Quando você começa a procurar lixo, passa a vê-lo em todo lugar. Ele passa por você todos os dias, um fluxo infinito de sacolas, embalagens de delivery e garfos descartáveis, plásticos e papéis-alumínio que vêm enrolados em todo tubo de pasta de dente, brinquedo ou carregador que você compra e, posteriormente, os próprios tubos, brinquedos e carregadores. Até mesmo as roupas que você está vestindo e os sapatos que está calçando. O lixo está ao nosso redor o tempo todo, por um momento, antes de desaparecer em um lixão distante – o que não é visto, não é lembrado.
Na Guatemala, essas correntes movem-se pelo rio Motagua.
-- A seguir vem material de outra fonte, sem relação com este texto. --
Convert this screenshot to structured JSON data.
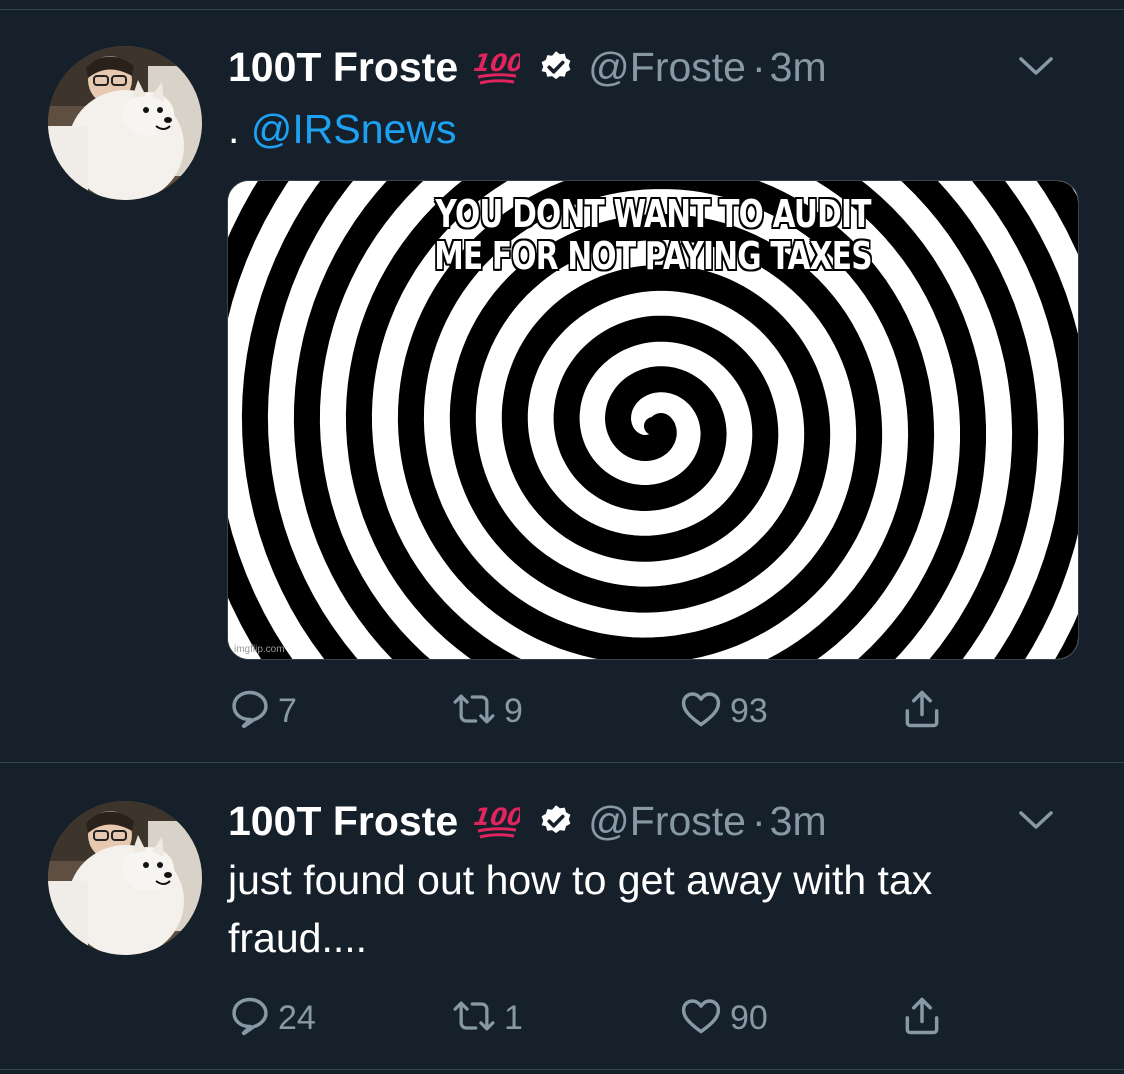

O maior rio do país cobre dois terços do caminho até o istmo do Panamá, 483 quilômetros de sua nascente nos remotos planaltos centrais da Guatemala até sua foz no Recife Mesoamericano, no Caribe, a segunda maior barreira de corais do mundo. Ao longo do caminho, passa pela Cidade da Guatemala, a movimentada capital do país, apinhada com 3 milhões de pessoas e marcada por ravinas profundas que, na época das chuvas, conduzem as águas de enchentes repletas de lixos e detritos até o rio.
Durante anos as ondas de lixo chegavam até as praias da Guatemala e da vizinha Honduras, enterrando as pequenas comunidades de peixes em montes de isopor e outros plásticos: pentes, escovas de dente, tubos de rímel, Crocs, chinelos, serpentes coloridas de cordas plásticas, tapetes moldados de espuma, bolas de borracha, bonequinhos, garrafas de refrigerante, seringas, bolsas intravenosas, garrafas de desinfetante pela metade. Ao largo da costa, recifes de bolsas plásticas flutuam nas ondas, como icebergs com a ponta projetada acima da superfície e ocultando muito mais embaixo d’água.
Na pequena comunidade de El Quetzalito, os habitantes locais limpam as praias com ancinhos e carrinhos de mão. A maioria deles ganhava a vida com a pesca ou a agricultura de subsistência anteriormente, porém agora eles trabalham para o governo, mais especificamente para o Ministério do Meio Ambiente, que vem lutando para enfrentar o problema da poluição ao longo do Montagua.
Apesar de as vítimas dessa poluição serem locais, o problema é verdadeiramente global: estima-se que 80% do plástico nos oceanos é resultado da “má gestão dos lixos”, assim como os que transbordam do lixão da Cidade da Guatemala todos os anos. Enquanto as cidades americanas proíbem sacolas e canudos plásticos, nenhuma medida é tomada para combater essa grande fonte de poluição.
Ao fim das três semanas que passamos na América Central, tentamos calcular todo o lixo que deixamos para trás: 15 garrafas plásticas de água, de tamanhos variados, 15 tampas de garrafas plásticas, de cores variadas, 8 garrafas de vidro, 22 latas de alumínio, 12 copos plásticos incolores, 5 copinhos de isopor para café, 3 tampas de plástico para café, 7 canudos de plástico, 1 par de chinelos de microfibra e espuma do hotel, usado duas vezes, 4 lenços umedecidos de limpeza facial, 1 porta remédios de plástico, que armazenou anteriormente um suprimento de um antimalárico para seis dias, 1 garrafinha com solução para lentes de contato, 3 mini frascos de xampu, condicionador e sabonete líquido, parcialmente vazios. Quanto às sacolas plásticas, oferecidas em todos os lugares apesar de fazermos de tudo para evitá-las, perdemos as contas.
Começamos a perceber o plástico não como algo que é irresponsavelmente descartado, mas como algo que é, antes de mais nada, irresponsavelmente criado. O plástico, em especial, é onipresente e inevitável, produzido tão casualmente quanto é descartado: um canudo cortado ao meio e servido com nossos cafés matinais, um par barato de sapatos que não dura muito tempo, uma sacola plástica para armazenar a fruta que compramos no mercado. A “nascente” do plástico fica em algum lugar muito distante, invisível, mas sua corrente é interminável.